また、多様性の確保だけでなく、限られたリソースから最大限の効果を得るため、複数のイシューを重ね合わせる考え方が効果的だ。図書館、美術館、博物館などの社会教育施設の複合化が進む背景でもあるし、また学校給食センターや市庁舎の一部などにもこのような複合的な視点と取り組みを重ねて課題を解く動きが出てきている。ひとつの建築物になっただけで動線もセキュリティラインも綺麗に区分された単なる合築や複合化でも、効率化の観点だけの一体的な管理でもなく、それぞれ所管するテーマを重ね合わせながら、サービスのあり方や組織のあり方も含めて再編する視点が欲しい。

暫定的・段階的な進め方
新規参入が増える状態とは、公民連携による公共不動産活用事業の実績のないプレーヤーが次々に参入してくるという状態だ。従来の公共事業における受注実績は問うことが目的に逆行することはすぐ分かる一方で、まったく公民連携に関する経験がないまま参入することもまた手放しで歓迎できないことにも気づく。すべて官民の対話で対応できるほどの行政リソースもなく、結果あらゆるトラブルを事前に想定した分厚い契約書が準備されることにもなりかねない。

公民連携がさらに広がり経験値が上がっていくまでの移行期に、公共不動産の暫定的・段階的な進め方は、行政・事業者・市民が公民連携の経験を小さく積んで行けるプロセスにも適している。

例えばトライアルサウンディングは、自治体が保有する公共施設や土地などの有効活用を模索するために、民間事業者に暫定的に利用してもらい、その間に事業の集客力や施設との相性、立地の使い勝手などを実地で確かめることができる社会実験的な取り組みだ。実施すること自体は難しいものではなく、リスクを限定的にするからこそ実施でき、行政・事業者・市民にとって有効な方法だ。そして、新しい都市政策や公民連携の実施に向けたトレーニングでもあり、場のポテンシャルやプレーヤーを引き出し育てていくプレイスメイキングでもあると言える。
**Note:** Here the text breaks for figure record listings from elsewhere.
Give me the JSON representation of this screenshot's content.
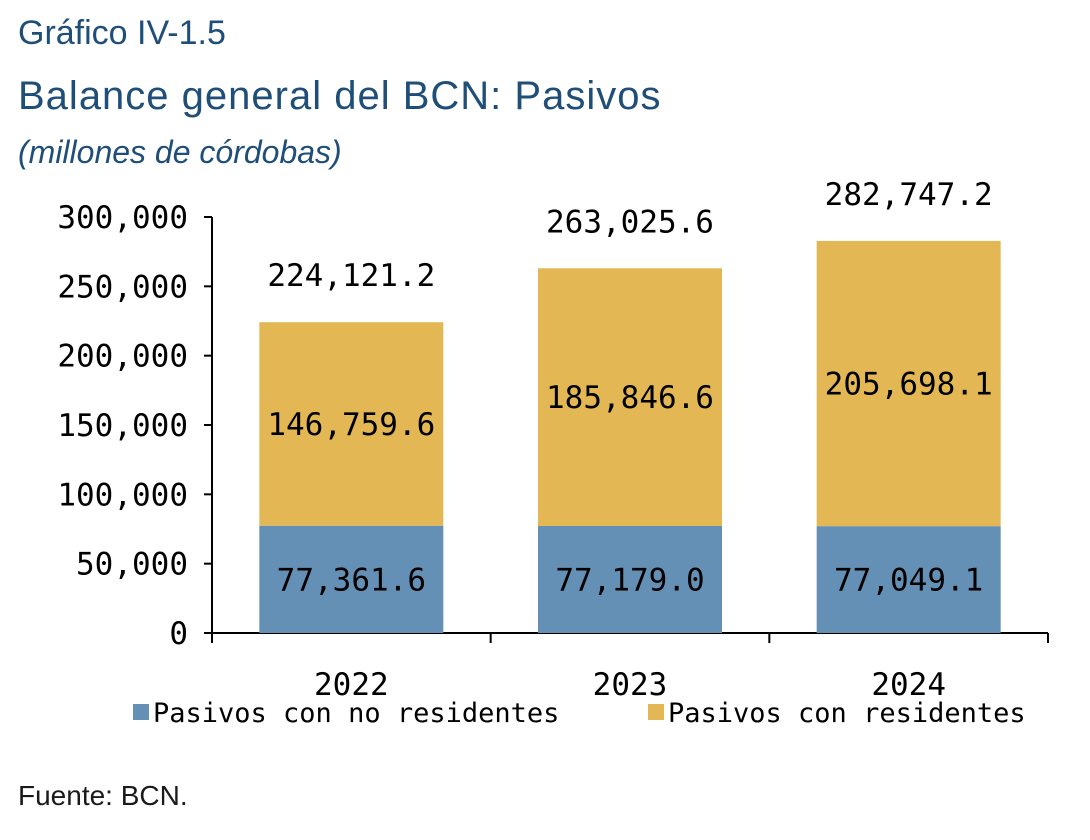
{
  "header": {
    "label": "Gráfico IV-1.5",
    "title": "Balance general del BCN: Pasivos",
    "subtitle": "(millones de córdobas)"
  },
  "source": "Fuente: BCN.",
  "chart_data": {
    "type": "bar",
    "stacked": true,
    "categories": [
      "2022",
      "2023",
      "2024"
    ],
    "series": [
      {
        "name": "Pasivos con no residentes",
        "values": [
          77361.6,
          77179.0,
          77049.1
        ],
        "labels": [
          "77,361.6",
          "77,179.0",
          "77,049.1"
        ],
        "color": "#6590b5"
      },
      {
        "name": "Pasivos con residentes",
        "values": [
          146759.6,
          185846.6,
          205698.1
        ],
        "labels": [
          "146,759.6",
          "185,846.6",
          "205,698.1"
        ],
        "color": "#e3b854"
      }
    ],
    "totals": [
      224121.2,
      263025.6,
      282747.2
    ],
    "total_labels": [
      "224,121.2",
      "263,025.6",
      "282,747.2"
    ],
    "ylim": [
      0,
      300000
    ],
    "yticks": [
      0,
      50000,
      100000,
      150000,
      200000,
      250000,
      300000
    ],
    "ytick_labels": [
      "0",
      "50,000",
      "100,000",
      "150,000",
      "200,000",
      "250,000",
      "300,000"
    ],
    "legend_position": "bottom",
    "grid": false
  }
}
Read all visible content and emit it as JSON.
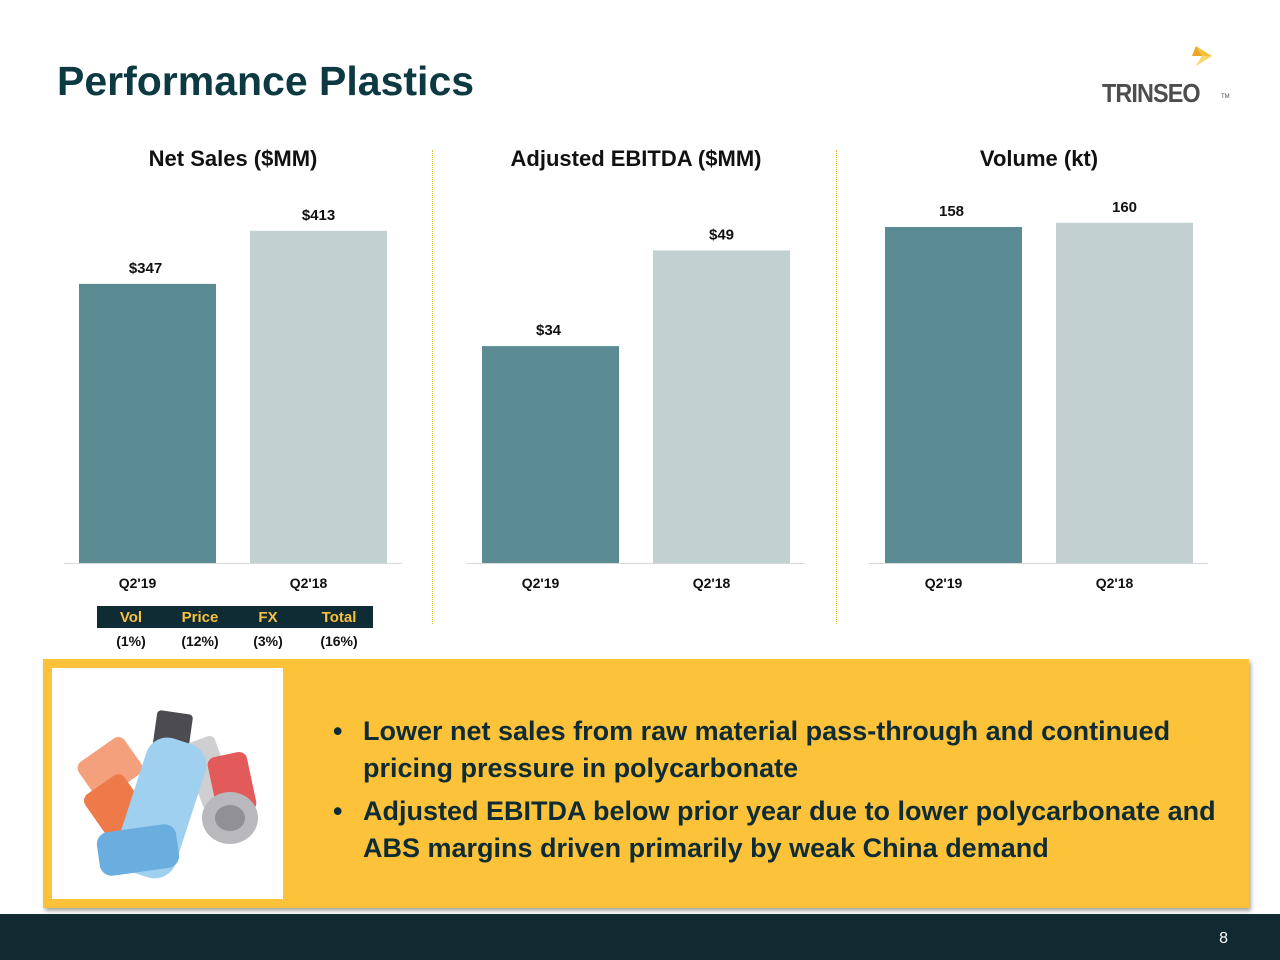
{
  "title": "Performance Plastics",
  "logo": {
    "text": "TRINSEO",
    "tm": "TM"
  },
  "colors": {
    "q2_19": "#5a8a92",
    "q2_18": "#c2d0d2",
    "accent": "#fcc33a",
    "dark": "#112a31"
  },
  "chart_data": [
    {
      "type": "bar",
      "title": "Net Sales ($MM)",
      "categories": [
        "Q2'19",
        "Q2'18"
      ],
      "values": [
        347,
        413
      ],
      "labels": [
        "$347",
        "$413"
      ],
      "ylim": [
        0,
        460
      ]
    },
    {
      "type": "bar",
      "title": "Adjusted EBITDA ($MM)",
      "categories": [
        "Q2'19",
        "Q2'18"
      ],
      "values": [
        34,
        49
      ],
      "labels": [
        "$34",
        "$49"
      ],
      "ylim": [
        0,
        58
      ]
    },
    {
      "type": "bar",
      "title": "Volume (kt)",
      "categories": [
        "Q2'19",
        "Q2'18"
      ],
      "values": [
        158,
        160
      ],
      "labels": [
        "158",
        "160"
      ],
      "ylim": [
        0,
        174
      ]
    }
  ],
  "bridge": {
    "headers": [
      "Vol",
      "Price",
      "FX",
      "Total"
    ],
    "values": [
      "(1%)",
      "(12%)",
      "(3%)",
      "(16%)"
    ]
  },
  "callout": {
    "image": "inhaler-image",
    "bullets": [
      "Lower net sales from raw material pass-through and continued pricing pressure in polycarbonate",
      "Adjusted EBITDA below prior year due to lower polycarbonate and ABS margins driven primarily by weak China demand"
    ]
  },
  "footer": {
    "page_number": "8"
  }
}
参考:『新都市』2023.4掲載の「トライアルサウンディング概論 実験的なプロセスとして戦略的に実施していくために」
(写真は蒲原トライアルパーク、筆者撮影)

これからの公共不動産活用の視点
これまでの経緯から、公民連携による公共不動産活用を次のように捉えている。

公共不動産活用は、都市政策に紐づいたミッションを持つ公民連携プロジェクトとして取り組もう。都市政策ビジョンと、そのビジョンを実現する事業パートナーの顔が見える公民連携プロジェクトの実装が必要だ。点で終わらず、対象エリアを絞り官民が重層的に取り組み、小さな民間投資が数多く生まれるような公共不動産活用を実現することが必要だ。まちに新たなプレーヤーやアクションが数多く生まれる素地を生み出すよう、周辺の民間不動産と合わせた視野で捉えよう。これは従来の公共不動産マッチングの在り方では対応できない。マッチングよりプロジェクトメイキング重視。地域を巻き込んだ公民連携が前提となる。それは立地をつくる都市政策であり、プレイスメイキングでもある。「まちを変える」方法、つまりこれは広義の「再開発」でもある。